Little is to be said about the online multiplayer – there are no leagues or tournaments, just simple games. As important as those are, it seems odd that such popular features would be left out for no apparent reason.
Franchise mode is where the "meat" of Madden 2006 is at. It plays much like that of any other sports title, with the exception that you’ll get extremely extensive statistic keeping over the 30 years it allows you to play. An entire section dedicated to the Hall of Fame, All-Time records and more provide you with the feeling that you really are on the field. The lack of any elaborate presentation system means you won’t be seeing much of a Super Bowl celebration...or any celebrations at all. If not for the commentator’s remarks, you wouldn’t be able to tell a playoff game from a pre-season game. It is, however, a solid start for franchise modes on Xbox 360.
The all new play calling system is simplistic, yet extremely intricate. Plays can still be called by formation, but you can now also sort plays by those relating to ‘Key Players’ and by play type (e.g. screen passes, draws, etc.). The other three alternatives allow you to ‘Ask Madden’, ‘Ask Coach’, and view your last five plays. Aside from the ability to ask Madden’s advice on calling plays, you’ll be hard-pressed to find the old Raider’s presence anywhere in the game.
This is mainly due to the new commentary system; the game is now called by the home team’s local radio announcer. Aside from hearing his description of each play, you’ll primarily be listening to what is heard on the field. Whether it be a hard tackle by Ray Lewis, or hearing Peyton Manning call out an audible at the line of scrimmage (whose real voice is in the game, along with other superstar players’), this is a fresh new take on audio in a sports game – and a welcome one.
Graphically, Madden 2006 isn’t as stunning as EA Sports had initially suggested it would be. Nevertheless, it does look significantly better than current-gen versions of Madden look. Hundreds of new animations, from tackling to dives help to create the impression that you’re watching a real football game. Players look great, from their grass-stained jerseys to their well-proportioned bodies. More than 100 star players have had their faces scanned to provide gamers with an even more realistic look at their favorite players.

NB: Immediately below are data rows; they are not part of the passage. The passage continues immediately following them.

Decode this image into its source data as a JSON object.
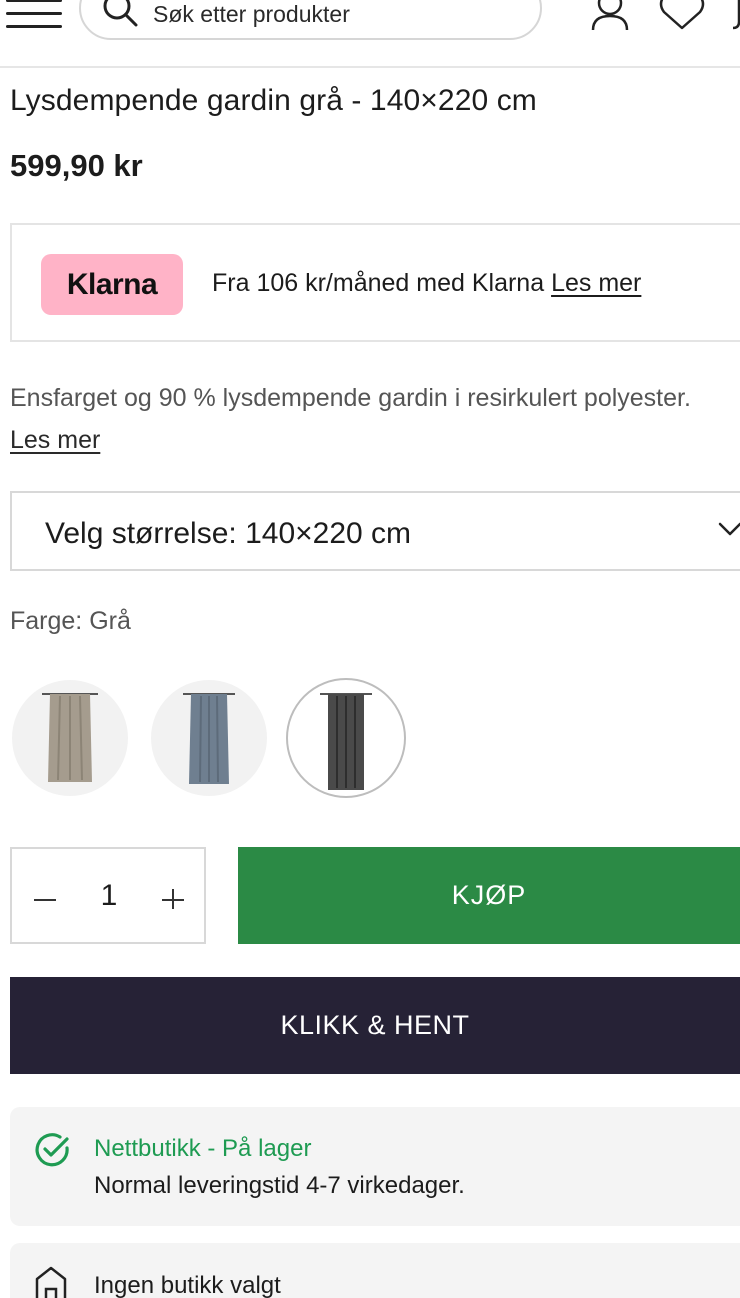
{
  "header": {
    "search_placeholder": "Søk etter produkter",
    "icons": [
      "menu-icon",
      "search-icon",
      "user-icon",
      "heart-icon",
      "cart-icon"
    ]
  },
  "product": {
    "title": "Lysdempende gardin grå - 140×220 cm",
    "price": "599,90 kr",
    "description": "Ensfarget og 90 % lysdempende gardin i resirkulert polyester.",
    "description_link": "Les mer"
  },
  "klarna": {
    "logo_text": "Klarna",
    "text": "Fra 106 kr/måned med Klarna",
    "link": "Les mer",
    "brand_color": "#ffb3c7"
  },
  "size_select": {
    "label": "Velg størrelse: 140×220 cm"
  },
  "color": {
    "label": "Farge:",
    "value": "Grå",
    "swatches": [
      {
        "name": "Beige",
        "color": "#a59c8e",
        "selected": false
      },
      {
        "name": "Blå",
        "color": "#6f7f90",
        "selected": false
      },
      {
        "name": "Grå",
        "color": "#4a4a4a",
        "selected": true
      }
    ]
  },
  "quantity": {
    "value": "1"
  },
  "buttons": {
    "buy_label": "KJØP",
    "buy_color": "#2b8a45",
    "pickup_label": "KLIKK & HENT",
    "pickup_color": "#262236"
  },
  "stock": {
    "title": "Nettbutikk - På lager",
    "subtitle": "Normal leveringstid 4-7 virkedager.",
    "status_color": "#1e9b52"
  },
  "store": {
    "text": "Ingen butikk valgt"
  }
}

The biggest complaint with Madden’s graphics would be that the rain looks simply terrible. It suffers from the Disney World water-on-a-string syndrome. The rain just looks far too calculated and exact. Should it start raining or snowing you will be impressed as you watch the field get ripped up, causing large portions to be entirely brown. The best looking element of the game is easily the look of the stadiums. EA actually studied each stadium, right down to which seats have had their color faded by exposure to the sun. Fully-functional scoreboards, magnificent crowds and realistic turf will cause you to feel like you really are there. You’ll be thoroughly convinced that this is the best looking pigskin game around when you first see the pirate ship in Tampa Bay.
In terms of the game’s presentation, a screenshot can really show it all. A small, simple scoreboard at the bottom of the screen is about the extent of what you’ll see in Madden 2006. Why didn’t EA take advantage of their ESPN license? Or at very least make some attempt to make the game have a less simplistic feel to it? It could be argued that EA tried to give gamers the feel of being on the field, but it seems like an excuse more than a feature.
For a first generation title, EA did a fine job. While it doesn’t include many of the modes that fill older Madden titles, it does make up for that with a solid football title that gives you more control than ever before. For those with the current-gen Madden, you may not want to shell out $60 for what seems like a downgrade on some levels, but hardcore football game fans should unquestionably open their wallets.